Responsabilità condivise
La sentenza è quindi in qualche modo rivoluzionaria, e ha una portata epocale? In caso di rischi emergenti per la sicurezza alimentare sconosciuti – e parafrasando la sentenza, “accidentali, imprevedibili e straordinari”- (come guarda a caso, accade sempre più spesso in filiere lunghe e con diversi livelli di responsabilità); con difficile per non dire impossibile identificazione a-priori di tutti i rischi, e anzi, “con la necessità di selezionarne alcuni, i più probabili” (come dichiarava il Giudice di primo grado)- la regia della sicurezza deve riguardare tutti gli operatori, senza alcun scarico delle responsabilità.
Certo, è un caso limite, in cui diventa difficile tagliare con l’accetta le responsabilità. Ma proprio per questo, stante l’incertezza e aspetti oggettivi che sottolineano l’imprevedibilità di nuovi rischi, tutti devono vigilare.
Di fatto, si torna al punto di partenza del 178: gli alimenti a rischio non possono essere immessi sul mercato.
E il distributore ha le stesse responsabilità verso il consumatore finale (art. 19 reg. 178/2002) che addebita al fornitore. Entrambi quindi hanno la colpa di aver fornito prodotto contaminato, senza aver “affiancato ad analisi di routine anche ulteriori analisi di controllo, volte ad escludere la presenza di, talora massicce, contaminazioni e sofisticazioni alimentari identificabili”.
Va notato, in ogni caso, come la nuova normativa europea, il Reg. 1169/2011 (art. 8), a tal riguardo sia esplicita nell’attribuire una responsabilità chiara –nel caso di prodotti alimentari provenienti da fuori Europa- ad un operatore stabilito in UE, che a tutti gli effetti diventa responsabile.
Il tema della responsabilità lungo la filiera è ormai ampiamente dibattuto. Fino all’entrata in vigore del Reg. (UE) 1169/2011, si è ritenuto che il distributore di alimenti -anche quando non responsabile né del confezionamento né dell’etichettatura- avesse una responsabilità nei confronti del consumatore (cosiddetta sentenza "Lidl Italia", C-315/05). Tale sentenza originava in realtà da un vuoto: quello della Direttiva 2000/13, che non prevedeva disposizioni specifiche per attribuire la responsabilità, mancando di declinare in termini puntuali l’articolo 17 del reg. (CE) 178/2002.

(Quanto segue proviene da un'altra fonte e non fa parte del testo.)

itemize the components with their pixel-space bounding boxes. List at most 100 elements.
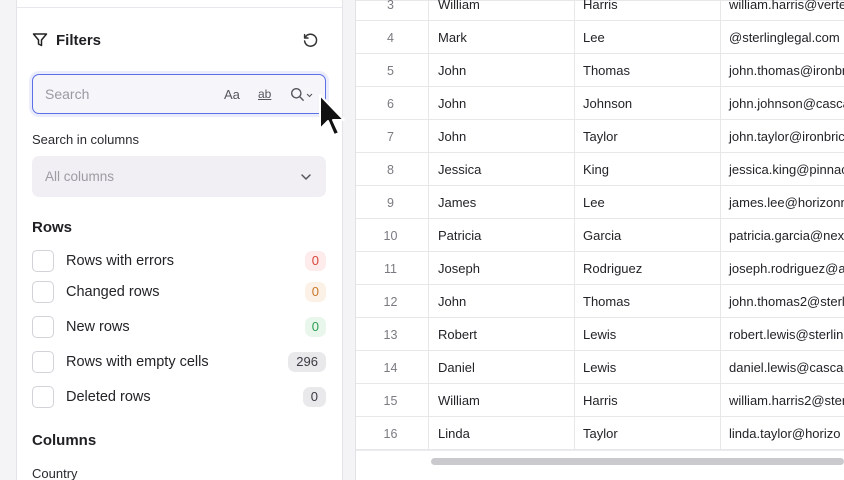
last-name-cell[interactable]: Lewis <box>575 318 721 351</box>
last-name-cell[interactable]: Taylor <box>575 417 721 450</box>
row-number-cell[interactable]: 13 <box>355 318 429 351</box>
email-cell[interactable]: daniel.lewis@cascad <box>721 351 844 384</box>
row-number-cell[interactable]: 10 <box>355 219 429 252</box>
row-number-cell[interactable]: 15 <box>355 384 429 417</box>
horizontal-scrollbar-track <box>355 450 844 480</box>
last-name-cell[interactable]: Lee <box>575 21 721 54</box>
email-cell[interactable]: john.thomas2@sterl <box>721 285 844 318</box>
email-cell[interactable]: linda.taylor@horizo <box>721 417 844 450</box>
last-name-cell[interactable]: Garcia <box>575 219 721 252</box>
filter-rows-with-errors[interactable]: Rows with errors 0 <box>32 249 326 273</box>
first-name-cell[interactable]: John <box>429 87 575 120</box>
last-name-cell[interactable]: Lewis <box>575 351 721 384</box>
count-badge: 296 <box>288 352 326 372</box>
filter-new-rows[interactable]: New rows 0 <box>32 315 326 339</box>
table-row[interactable]: 15 William Harris william.harris2@ster <box>355 384 844 417</box>
last-name-cell[interactable]: Harris <box>575 0 721 21</box>
first-name-cell[interactable]: Patricia <box>429 219 575 252</box>
first-name-cell[interactable]: Robert <box>429 318 575 351</box>
checkbox[interactable] <box>32 250 54 272</box>
search-mode-dropdown[interactable] <box>290 85 313 103</box>
row-number-cell[interactable]: 5 <box>355 54 429 87</box>
search-box: Aa ab <box>32 74 326 114</box>
match-case-toggle[interactable]: Aa <box>224 85 240 103</box>
email-cell[interactable]: @sterlinglegal.com <box>721 21 844 54</box>
table-row[interactable]: 7 John Taylor john.taylor@ironbric <box>355 120 844 153</box>
email-cell[interactable]: william.harris@verte <box>721 0 844 21</box>
filter-changed-rows[interactable]: Changed rows 0 <box>32 280 326 304</box>
row-number-cell[interactable]: 9 <box>355 186 429 219</box>
row-number-cell[interactable]: 12 <box>355 285 429 318</box>
first-name-cell[interactable]: John <box>429 120 575 153</box>
count-badge: 0 <box>304 282 326 302</box>
reset-filters-button[interactable] <box>300 30 320 50</box>
row-number-cell[interactable]: 4 <box>355 21 429 54</box>
checkbox[interactable] <box>32 316 54 338</box>
email-cell[interactable]: joseph.rodriguez@a <box>721 252 844 285</box>
table-row[interactable]: 4 Mark Lee @sterlinglegal.com <box>355 21 844 54</box>
first-name-cell[interactable]: Jessica <box>429 153 575 186</box>
row-number-cell[interactable]: 11 <box>355 252 429 285</box>
email-cell[interactable]: james.lee@horizonn <box>721 186 844 219</box>
row-number-cell[interactable]: 3 <box>355 0 429 21</box>
table-row[interactable]: 3 William Harris william.harris@verte <box>355 0 844 21</box>
row-number-cell[interactable]: 7 <box>355 120 429 153</box>
row-number-cell[interactable]: 6 <box>355 87 429 120</box>
first-name-cell[interactable]: John <box>429 54 575 87</box>
email-cell[interactable]: patricia.garcia@nex <box>721 219 844 252</box>
table-row[interactable]: 10 Patricia Garcia patricia.garcia@nex <box>355 219 844 252</box>
email-cell[interactable]: john.taylor@ironbric <box>721 120 844 153</box>
email-cell[interactable]: john.johnson@casca <box>721 87 844 120</box>
horizontal-scrollbar-thumb[interactable] <box>431 458 844 465</box>
search-input[interactable] <box>45 84 215 104</box>
first-name-cell[interactable]: Mark <box>429 21 575 54</box>
last-name-cell[interactable]: Harris <box>575 384 721 417</box>
table-row[interactable]: 13 Robert Lewis robert.lewis@sterlin <box>355 318 844 351</box>
last-name-cell[interactable]: King <box>575 153 721 186</box>
last-name-cell[interactable]: Lee <box>575 186 721 219</box>
email-cell[interactable]: william.harris2@ster <box>721 384 844 417</box>
first-name-cell[interactable]: William <box>429 384 575 417</box>
table-row[interactable]: 9 James Lee james.lee@horizonn <box>355 186 844 219</box>
columns-section-title: Columns <box>32 432 97 449</box>
first-name-cell[interactable]: Linda <box>429 417 575 450</box>
table-row[interactable]: 11 Joseph Rodriguez joseph.rodriguez@a <box>355 252 844 285</box>
first-name-cell[interactable]: Daniel <box>429 351 575 384</box>
table-row[interactable]: 8 Jessica King jessica.king@pinnac <box>355 153 844 186</box>
chevron-down-icon <box>299 170 313 184</box>
table-row[interactable]: 16 Linda Taylor linda.taylor@horizo <box>355 417 844 450</box>
email-cell[interactable]: jessica.king@pinnac <box>721 153 844 186</box>
reset-icon <box>303 32 317 47</box>
chevron-down-icon <box>306 93 313 97</box>
checkbox[interactable] <box>32 351 54 373</box>
filter-deleted-rows[interactable]: Deleted rows 0 <box>32 385 326 409</box>
search-in-columns-label: Search in columns <box>32 132 139 147</box>
filter-label: Deleted rows <box>66 389 151 405</box>
last-name-cell[interactable]: Thomas <box>575 54 721 87</box>
first-name-cell[interactable]: James <box>429 186 575 219</box>
table-row[interactable]: 6 John Johnson john.johnson@casca <box>355 87 844 120</box>
row-number-cell[interactable]: 14 <box>355 351 429 384</box>
first-name-cell[interactable]: William <box>429 0 575 21</box>
row-number-cell[interactable]: 16 <box>355 417 429 450</box>
last-name-cell[interactable]: Johnson <box>575 87 721 120</box>
email-cell[interactable]: robert.lewis@sterlin <box>721 318 844 351</box>
checkbox[interactable] <box>32 386 54 408</box>
first-name-cell[interactable]: John <box>429 285 575 318</box>
table-row[interactable]: 14 Daniel Lewis daniel.lewis@cascad <box>355 351 844 384</box>
email-cell[interactable]: john.thomas@ironbr <box>721 54 844 87</box>
row-number-cell[interactable]: 8 <box>355 153 429 186</box>
table-row[interactable]: 5 John Thomas john.thomas@ironbr <box>355 54 844 87</box>
country-column-label: Country <box>32 466 78 480</box>
first-name-cell[interactable]: Joseph <box>429 252 575 285</box>
last-name-cell[interactable]: Thomas <box>575 285 721 318</box>
last-name-cell[interactable]: Rodriguez <box>575 252 721 285</box>
filter-rows-with-empty-cells[interactable]: Rows with empty cells 296 <box>32 350 326 374</box>
columns-select[interactable]: All columns <box>32 156 326 197</box>
table-row[interactable]: 12 John Thomas john.thomas2@sterl <box>355 285 844 318</box>
count-badge: 0 <box>304 251 326 271</box>
checkbox[interactable] <box>32 281 54 303</box>
whole-word-toggle[interactable]: ab <box>258 85 271 103</box>
last-name-cell[interactable]: Taylor <box>575 120 721 153</box>
columns-select-value: All columns <box>45 169 115 184</box>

In base alle nuove disposizioni del reg. 1169 tuttavia, la responsabilità grava di norma sul produttore o importatore se il produttore è fuori dalla UE (fatta salva la responsabilità del distributore in caso di modifiche dell’etichetta; o in caso di assenza della stessa, in tutto o in parte). In tal modo, si trova un soggetto "europeo" responsabile: un passaggio di non poco conto e che rende la filiera certamente più sicura.
Infine, in base alla direttiva 85/374 (responsabilità in caso di prodotto difettoso) l’onere ricade solitamente sul produttore, anche quando il distributore abbia una responsabilità oggettiva nel causare le condizioni per il verificarsi del difetto e del danno conseguente. Questo vale anche per i prodotti agroalimentari, come chiarito dalla direttiva 99/34 che estende lo scopo anche a prodotti agricoli non trasformati.